Das Bundesfinanzgericht schließt sich der Auffassung des Landesverwaltungsgerichtes Oberösterreich im Erkenntnis vom 4.6.2014, Zl. LVwG-400038/2/MS/HUE/SH, an, dass die belangte Behörde noch vor Einleitung eines konkreten Strafverfahrens ermitteln hätte müssen, wer das Kraftfahrzeug vor dem Abstellen gelenkt hat.
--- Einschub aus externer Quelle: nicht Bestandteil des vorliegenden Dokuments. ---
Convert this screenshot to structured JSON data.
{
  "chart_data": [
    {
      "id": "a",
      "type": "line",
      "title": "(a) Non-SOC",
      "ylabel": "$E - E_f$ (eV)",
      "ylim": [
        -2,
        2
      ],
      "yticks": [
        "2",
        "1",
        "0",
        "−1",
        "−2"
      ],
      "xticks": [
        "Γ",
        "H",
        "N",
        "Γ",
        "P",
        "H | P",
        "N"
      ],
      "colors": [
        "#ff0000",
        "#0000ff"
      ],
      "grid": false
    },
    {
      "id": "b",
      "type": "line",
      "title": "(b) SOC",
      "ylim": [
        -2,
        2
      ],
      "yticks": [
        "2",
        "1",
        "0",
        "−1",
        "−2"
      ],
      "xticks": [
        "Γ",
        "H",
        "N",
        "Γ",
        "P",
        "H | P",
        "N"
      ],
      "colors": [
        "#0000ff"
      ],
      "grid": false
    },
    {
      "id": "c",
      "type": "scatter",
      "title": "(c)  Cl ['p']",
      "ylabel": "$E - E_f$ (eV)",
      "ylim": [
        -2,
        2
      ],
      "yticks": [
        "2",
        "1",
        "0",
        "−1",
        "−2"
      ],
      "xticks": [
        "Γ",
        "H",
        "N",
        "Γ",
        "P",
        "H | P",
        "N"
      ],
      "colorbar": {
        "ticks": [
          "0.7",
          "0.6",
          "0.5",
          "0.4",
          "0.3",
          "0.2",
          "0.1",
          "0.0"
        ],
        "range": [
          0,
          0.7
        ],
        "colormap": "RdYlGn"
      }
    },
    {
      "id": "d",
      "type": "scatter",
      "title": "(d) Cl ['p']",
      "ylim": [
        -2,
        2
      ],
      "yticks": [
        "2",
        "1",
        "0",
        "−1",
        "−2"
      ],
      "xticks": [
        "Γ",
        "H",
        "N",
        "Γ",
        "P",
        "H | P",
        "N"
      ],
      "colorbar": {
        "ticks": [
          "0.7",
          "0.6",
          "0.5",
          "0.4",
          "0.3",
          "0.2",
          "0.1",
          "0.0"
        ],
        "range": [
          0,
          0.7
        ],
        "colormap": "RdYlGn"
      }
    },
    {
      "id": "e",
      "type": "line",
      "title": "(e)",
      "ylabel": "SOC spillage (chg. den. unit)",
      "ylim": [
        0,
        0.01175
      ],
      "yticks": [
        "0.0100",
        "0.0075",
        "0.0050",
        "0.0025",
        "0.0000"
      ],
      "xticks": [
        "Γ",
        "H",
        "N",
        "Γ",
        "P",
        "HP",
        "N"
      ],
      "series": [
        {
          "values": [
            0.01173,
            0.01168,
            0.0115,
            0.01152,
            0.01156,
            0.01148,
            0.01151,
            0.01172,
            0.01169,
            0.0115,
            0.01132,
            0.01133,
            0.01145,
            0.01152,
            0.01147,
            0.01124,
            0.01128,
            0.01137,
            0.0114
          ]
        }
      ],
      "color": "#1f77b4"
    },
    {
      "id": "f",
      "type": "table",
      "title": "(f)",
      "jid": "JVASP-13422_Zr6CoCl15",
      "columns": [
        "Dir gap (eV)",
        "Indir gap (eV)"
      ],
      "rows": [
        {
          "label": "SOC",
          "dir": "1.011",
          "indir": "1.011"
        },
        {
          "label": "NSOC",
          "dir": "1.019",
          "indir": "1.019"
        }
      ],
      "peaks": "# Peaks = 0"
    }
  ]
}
Solange noch kein Strafverfahren gegen eine bestimmte Person geführt wird, besteht nach der Judikatur des EGMR nur ein entfernter und hypothetischer Zusammenhang zwischen der Verpflichtung des Zulassungsbesitzers, über den Lenker seines Fahrzeuges Auskunft zu geben und einem möglichen Strafverfahren gegen ihn. In diesem Stadium gilt der Auskunftspflichtige noch nicht als angeklagt im Sinne des Art. 6 EMRK und damit „wesentlich berührt“. Deswegen steht der Grundsatz des „nemo tenetur“ der Auskunftspflicht zu dieser Zeit noch nicht entgegen.

Eine Art. 6 EMRK konforme Auslegung des § 2 Wiener Parkometergesetz führt daher zum Ergebnis, dass das gegenständliche Straferkenntnis aufzuheben und das diesbezügliche Verwaltungsstrafverfahren einzustellen war.

Kostenentscheidung

Gemäß § 52 Abs. 8 VwGVG sind dem Beschwerdeführer die Kosten des Beschwerdeverfahrens nicht aufzuerlegen, wenn der Beschwerde auch nur teilweise Folge gegeben worden ist.

Zur Zulässigkeit der Revision

Gegen diese Entscheidung ist gemäß Art. 133 Abs. 4 B-VG eine ordentliche Revision durch die belangte Behörde zulässig, da das Erkenntnis von der Lösung einer Rechtsfrage abhängt, der grundsätzliche Bedeutung zukommt.

Einer Rechtsfrage kommt grundsätzliche Bedeutung zu, wenn eine diesbezüglich Rechtsprechung des Verwaltungsgerichtshofes fehlt. Zur gegenständlichen Rechtsfrage, ob die Vorgangweise der belangten Behörde, in einem anhängigen Verwaltungsstrafverfahren unter Androhung einer Strafsanktion eine Lenkerauskunft einzuholen, gegen Art.6 EMRK verstößt, liegt keine Judikatur des VwGH vor.

Eine Revision an den Verwaltungsgerichtshof ist für den Beschwerdeführer nach § 25a Abs. 4 VwGG nicht zulässig.